Aquellas palabras captaron la atención del matrimonio por razones absolutamente dispares: la confusión en el marido, que convirtió su rostro en un crucigrama en blanco; el delirio en la mujer, que halló, por fin, la razón de su existencia. «¡Exacto!», exclamó ella bajo su aliento.
—Las ondas cerebrales del sueño rebotan con el perfil curvo de la carrocería. —El discurso arrojó sobre el agente un vistoso talante intelectual—. Para, de este modo, volver a ser reabsorbidas por el sujeto. El resultado es la obtención de un sueño profundo y relajado.
Román no daba crédito. Los ojos de Ana brillaban como los de una rana recién salida del agua. «Y son naturales y orgánicas, ¡como que son tus propias ondas cerebrales!».
—¡Por supuesto! —agregó el agente esbozando la primera sonrisa que Román le había visto desde que lo hiciese entrar por la puerta—. Le aseguro que la hubiésemos encontrado mucho antes si su marido se hubiese dignado a comunicarme que eran propietarios de un monovolumen.

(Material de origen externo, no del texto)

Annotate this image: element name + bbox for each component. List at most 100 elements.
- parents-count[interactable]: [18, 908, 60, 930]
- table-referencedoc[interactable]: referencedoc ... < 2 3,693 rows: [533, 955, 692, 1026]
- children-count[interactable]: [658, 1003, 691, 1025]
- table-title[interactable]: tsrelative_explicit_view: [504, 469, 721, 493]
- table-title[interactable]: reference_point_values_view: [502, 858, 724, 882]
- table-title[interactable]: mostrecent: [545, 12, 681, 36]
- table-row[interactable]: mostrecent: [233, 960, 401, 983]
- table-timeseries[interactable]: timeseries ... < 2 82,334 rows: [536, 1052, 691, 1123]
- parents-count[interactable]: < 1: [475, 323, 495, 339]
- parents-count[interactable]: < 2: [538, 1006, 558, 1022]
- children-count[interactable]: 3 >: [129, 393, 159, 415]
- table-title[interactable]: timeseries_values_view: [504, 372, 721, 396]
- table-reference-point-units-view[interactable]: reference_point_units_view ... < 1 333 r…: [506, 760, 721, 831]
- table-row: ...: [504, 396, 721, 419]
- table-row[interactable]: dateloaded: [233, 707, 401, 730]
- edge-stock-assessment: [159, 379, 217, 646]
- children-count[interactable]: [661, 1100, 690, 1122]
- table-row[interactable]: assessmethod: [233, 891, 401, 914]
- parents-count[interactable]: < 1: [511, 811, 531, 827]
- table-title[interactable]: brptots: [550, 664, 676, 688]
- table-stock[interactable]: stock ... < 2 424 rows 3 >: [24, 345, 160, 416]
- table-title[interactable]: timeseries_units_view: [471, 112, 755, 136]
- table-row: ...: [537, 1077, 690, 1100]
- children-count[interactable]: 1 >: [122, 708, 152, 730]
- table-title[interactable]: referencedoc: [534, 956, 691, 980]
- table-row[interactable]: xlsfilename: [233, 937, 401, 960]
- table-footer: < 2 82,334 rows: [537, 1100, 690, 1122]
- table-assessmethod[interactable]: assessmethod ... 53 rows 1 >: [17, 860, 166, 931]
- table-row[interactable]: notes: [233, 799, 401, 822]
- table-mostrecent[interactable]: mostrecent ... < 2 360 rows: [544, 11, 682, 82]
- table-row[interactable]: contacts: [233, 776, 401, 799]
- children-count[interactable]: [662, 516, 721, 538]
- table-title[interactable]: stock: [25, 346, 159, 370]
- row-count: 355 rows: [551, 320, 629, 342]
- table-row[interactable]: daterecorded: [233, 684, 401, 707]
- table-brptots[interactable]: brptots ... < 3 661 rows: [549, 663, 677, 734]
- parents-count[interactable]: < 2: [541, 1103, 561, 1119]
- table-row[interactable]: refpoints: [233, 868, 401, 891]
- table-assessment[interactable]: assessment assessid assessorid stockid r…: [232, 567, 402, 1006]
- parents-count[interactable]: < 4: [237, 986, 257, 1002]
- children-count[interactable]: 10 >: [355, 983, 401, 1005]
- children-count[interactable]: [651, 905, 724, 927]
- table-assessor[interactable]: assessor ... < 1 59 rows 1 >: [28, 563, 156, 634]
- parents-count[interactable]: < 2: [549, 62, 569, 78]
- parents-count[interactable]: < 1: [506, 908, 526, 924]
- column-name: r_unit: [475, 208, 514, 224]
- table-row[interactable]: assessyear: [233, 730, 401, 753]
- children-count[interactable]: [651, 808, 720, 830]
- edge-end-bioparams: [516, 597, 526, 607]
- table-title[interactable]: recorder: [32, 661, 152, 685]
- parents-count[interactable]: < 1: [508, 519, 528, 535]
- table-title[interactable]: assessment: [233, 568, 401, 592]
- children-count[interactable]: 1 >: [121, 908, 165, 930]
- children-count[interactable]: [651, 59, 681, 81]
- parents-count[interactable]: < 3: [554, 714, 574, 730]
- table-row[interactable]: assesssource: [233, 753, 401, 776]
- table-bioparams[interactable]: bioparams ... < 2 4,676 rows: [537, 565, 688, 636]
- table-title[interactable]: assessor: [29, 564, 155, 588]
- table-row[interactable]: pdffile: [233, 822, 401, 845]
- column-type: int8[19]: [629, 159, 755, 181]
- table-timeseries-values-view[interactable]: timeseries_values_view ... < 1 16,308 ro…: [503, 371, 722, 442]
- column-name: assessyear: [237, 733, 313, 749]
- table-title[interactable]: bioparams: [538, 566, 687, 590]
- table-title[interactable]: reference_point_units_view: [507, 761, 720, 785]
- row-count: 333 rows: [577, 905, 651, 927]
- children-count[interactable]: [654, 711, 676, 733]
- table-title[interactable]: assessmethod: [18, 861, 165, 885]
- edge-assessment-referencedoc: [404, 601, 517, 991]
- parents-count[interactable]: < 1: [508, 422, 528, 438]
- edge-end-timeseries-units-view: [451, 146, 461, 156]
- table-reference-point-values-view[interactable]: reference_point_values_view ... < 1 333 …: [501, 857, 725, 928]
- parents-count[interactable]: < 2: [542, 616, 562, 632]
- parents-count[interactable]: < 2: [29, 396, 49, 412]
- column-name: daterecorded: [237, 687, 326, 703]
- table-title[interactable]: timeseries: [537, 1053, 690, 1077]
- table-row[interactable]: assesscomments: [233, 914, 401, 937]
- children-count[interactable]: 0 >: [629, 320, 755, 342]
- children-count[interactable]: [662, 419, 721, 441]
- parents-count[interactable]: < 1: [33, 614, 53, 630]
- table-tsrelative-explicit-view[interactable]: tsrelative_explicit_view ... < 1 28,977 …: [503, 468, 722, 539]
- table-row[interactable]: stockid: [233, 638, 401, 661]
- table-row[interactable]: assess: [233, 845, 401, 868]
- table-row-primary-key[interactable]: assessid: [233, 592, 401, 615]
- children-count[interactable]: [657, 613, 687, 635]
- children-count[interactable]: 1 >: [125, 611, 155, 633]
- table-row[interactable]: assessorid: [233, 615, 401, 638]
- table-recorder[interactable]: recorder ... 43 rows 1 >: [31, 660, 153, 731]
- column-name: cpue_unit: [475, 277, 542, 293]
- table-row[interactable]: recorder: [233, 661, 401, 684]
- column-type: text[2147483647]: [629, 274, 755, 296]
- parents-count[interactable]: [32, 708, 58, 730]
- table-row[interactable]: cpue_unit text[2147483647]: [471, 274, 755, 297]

La mujer se dirigió a su marido abriendo los brazos con exasperación, «¡Román!». Los ojos de él tan abiertos que competían en tamaño con los cuadros que cargaba en su bata.
—De todas formas —continuó ella devolviéndole la sonrisa al uniformado—, este hombre es siempre así, rápido en actuar, siempre haciendo, haciendo y haciendo. Si hubiese esperado un poco antes de llamarles a ustedes yo misma se lo hubiese explicado todo. Estoy cansada de decírselo, oficial, ¡algunas veces lo más sencillo es no hacer nada!
«”Algunas veces”», le recalcó a Román su mente anonadada.
—¡Ay! —suspiró el funcionario—. Ni se imagina usted lo importante que es eso en mi línea de trabajo.
—Permítame que le acompañe a la puerta, no me gustaría malgastar más de su preciado tiempo.
—Muchas gracias, aún tengo que redactar el informe de la noche. Un trabajo tedioso pero —se detuvo para asentir mientras se golpeaba la sien con el índice—, tengo un método.
—Cuénteme, no me deje en ascuas. —Ana abrió la puerta que daba a la cocina y se apartó para dejar paso al agente.
—El método terminal.
—¡Ah! ¡Lo conozco! Se trata de empezar por el final, ¿verdad?
—¡Correcto! —exclamó él mientras cruzaba triunfalmente el umbral abierto—. ¡Imposible dejar un trabajo inacabado!
Román quedó inmóvil oyendo el eco de la alegre conversación alejándose dentro de la casa. Su cabeza sumida en una densa niebla de irrealidad; consideraba las similitudes entre insensatez y locura, el cerebro humano y el de un perro o una hormiga y tantas otras premisas sin remedio ni provecho alguno. Abrumado por meditaciones tan enrevesadas no se percató de cómo, abatido por la ofuscación y la falta de sueño, su propio cuerpo lo conducía a hurtadillas al asiento de atrás del monovolumen y cerraba la puerta.